Perbuatan mereka ini termasuk al-ilhad karena penetapan nama-nama Allah bersifat tauqifiyyah (harus berdasarkan dalil dari al-Qur’an dan hadits yang shahih, tidak boleh ditambah dan dikurangi), karena Dia-lah yang maha mengetahui nama-nama dan sifat-sifat yang sesuai dengan kebesaran dan keagungan-Nya.

4- Menjadikan untuk berhala nama-nama yang diambil dari nama-nama Allah Ta’ala, sebagaimana perbuatan orang-orang musyrik yang mengambil nama untuk berhala mereka al-‘uzza dari nama Allah “al-‘Aziz” (Yang Maha Mulia dan Perkasa), demikian juga nama al-lata dari nama-Nya “al-Ilah” (Yang berhak disembah semata-mata), menurut salah satu pendapat.

Perbuatan mereka ini termasuk al-ilhad karena nama-nama yang Allah Ta’ala tetapkan bagi diri-Nya adalah khusus untuk diri-Nya semata-mata, sebagaimana firman-Nya,

{وَلِلَّهِ الأسْمَاءُ الْحُسْنَى فَادْعُوهُ بِهَا}

“Hanya milik Allah-lah asma-ul husna (nama-nama yang maha indah), maka berdoalah kepada-Nya dengan nama-nama itu” (QS al-A’raaf:180).

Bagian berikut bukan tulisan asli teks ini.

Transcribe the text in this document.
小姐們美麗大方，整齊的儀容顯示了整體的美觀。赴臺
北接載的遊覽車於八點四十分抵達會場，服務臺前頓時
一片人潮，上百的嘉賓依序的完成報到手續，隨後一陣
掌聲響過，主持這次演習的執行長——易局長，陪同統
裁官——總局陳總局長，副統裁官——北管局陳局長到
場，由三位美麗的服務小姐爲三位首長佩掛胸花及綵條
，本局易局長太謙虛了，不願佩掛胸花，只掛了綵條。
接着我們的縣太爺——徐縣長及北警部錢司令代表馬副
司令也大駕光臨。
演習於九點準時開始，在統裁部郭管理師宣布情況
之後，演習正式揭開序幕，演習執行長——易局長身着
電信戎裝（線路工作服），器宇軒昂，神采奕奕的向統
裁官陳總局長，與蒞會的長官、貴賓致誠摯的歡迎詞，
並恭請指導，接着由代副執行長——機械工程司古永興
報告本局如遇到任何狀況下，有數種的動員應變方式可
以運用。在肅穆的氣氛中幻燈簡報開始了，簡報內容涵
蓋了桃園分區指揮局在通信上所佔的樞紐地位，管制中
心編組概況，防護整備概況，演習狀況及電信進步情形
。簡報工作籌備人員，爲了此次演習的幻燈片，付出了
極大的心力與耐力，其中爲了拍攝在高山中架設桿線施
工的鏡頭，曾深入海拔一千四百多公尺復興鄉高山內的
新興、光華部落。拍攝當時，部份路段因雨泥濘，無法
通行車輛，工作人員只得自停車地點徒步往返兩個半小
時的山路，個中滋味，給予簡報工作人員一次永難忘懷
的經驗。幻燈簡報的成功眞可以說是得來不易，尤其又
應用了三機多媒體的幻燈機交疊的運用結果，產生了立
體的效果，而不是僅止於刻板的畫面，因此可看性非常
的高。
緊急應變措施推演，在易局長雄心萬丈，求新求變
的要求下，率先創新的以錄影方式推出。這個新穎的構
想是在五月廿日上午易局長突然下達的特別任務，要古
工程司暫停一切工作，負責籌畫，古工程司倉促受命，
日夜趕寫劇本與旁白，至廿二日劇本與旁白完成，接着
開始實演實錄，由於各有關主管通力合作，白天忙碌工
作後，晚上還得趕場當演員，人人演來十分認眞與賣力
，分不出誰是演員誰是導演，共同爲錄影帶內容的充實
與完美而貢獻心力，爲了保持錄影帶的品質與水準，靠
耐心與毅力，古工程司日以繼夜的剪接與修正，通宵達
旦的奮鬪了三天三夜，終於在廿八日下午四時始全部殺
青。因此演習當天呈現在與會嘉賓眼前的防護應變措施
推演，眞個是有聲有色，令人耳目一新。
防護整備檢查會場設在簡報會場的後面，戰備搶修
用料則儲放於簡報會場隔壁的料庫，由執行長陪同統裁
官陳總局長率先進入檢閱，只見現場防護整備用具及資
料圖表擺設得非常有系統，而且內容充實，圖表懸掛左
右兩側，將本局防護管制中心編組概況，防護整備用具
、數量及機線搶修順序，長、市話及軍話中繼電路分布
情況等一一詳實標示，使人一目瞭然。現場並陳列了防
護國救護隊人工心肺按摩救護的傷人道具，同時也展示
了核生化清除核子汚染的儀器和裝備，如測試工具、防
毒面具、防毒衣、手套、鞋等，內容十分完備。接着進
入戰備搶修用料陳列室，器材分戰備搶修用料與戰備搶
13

Sebagaimana hak untuk diibadahi dan disembah khusus milik Allah Ta’ala semata, karena hanya Dia-lah semata yang menciptakan, memberi rezki, memberi kemanfaatan, mencegah kemudharatan, dan mengatur alam semesta, maka hanya Dia-lah yang khusus memiliki nama-nama yang maha indah, dan tidak boleh dipalingkan kepada selain-Nya[17].

5- Menyifati Allah Ta’ala dengan sifat-sifat yang menunjukkan kekurangan dan celaan, padahal Allah Ta’ala Maha Suci dan Maha Tinggi dari semua sifat tersebut, sebagaimana ucapan sangat kotor dari orang-orang Yahudi yang mengatakan:

{إِنَّ اللَّهَ فَقِيرٌ وَنَحْنُ أَغْنِيَاءُ}

“Sesungguhnya Allah miskin dan kami kaya” (QS Ali-‘Imraan:181).

Juga ucapan kotor mereka,

{يَدُ اللَّهِ مَغْلُولَةٌ}

“Tangan Allah terbelenggu” (QS al-Maaidah:64)[18].

Bersambung insya Allah …


Artikel www.muslim.or.id

footnote:
[1] Lihat kitab “al-Qawa-‘idul mutsla” (hal. 17).

[2] Kitab “Al Fawa-id” (hal. 175).

[3] Lihat kitab “an-Nihayah fi gariibil hadiitsi wal atsar” (4/450).

[4] Lihat kitab “Tafsir Ibnu Katsir” (2/357).

[5] Kitab “Madaarijus saalikiin” (1/30).

[6] Ibid.

[7] Lihat kitab “Adhwa-ul bayaan” (2/146).

[8] Ibid.

[9] Lihat kitab “Tafsir Ibnu Jarir ath-Thabari” (13/285).

[10] Lihat kitab “Adhwa-ul bayaan” (2/146).

[11] Lihat kitab “Taisiirul Kariimir Rahmaan” (hal. 309).

[12] Ibid.

[13] Lihat kitab “Taisiirul Kariimir Rahmaan” (hal. 287) dan “al-Qawa-‘idul mutsla” (hal. 34).

[14] Kitab “I’laamul muwaqqi’iin” (1/38).

[15] Kitab “al-Jawaabul kaafi” (hal. 100).

[16] Lihat kitab “al-Qawa-‘idul mutsla” (hal. 50).

[17] Keterangan syaikh Muhammad bin Shaleh al-‘Utsaimin dalam kitab “al-Qawa-‘idul mutsla” (hal. 49-50) dengan ringkas dan penyesuaian. Lihat juga keterangan imam Ibnul Qayyim dalam kitab “Bada-i’ul fawa-id” (179-180).

[18] Lihat kitab “Bada-i’ul fawa-id” (179).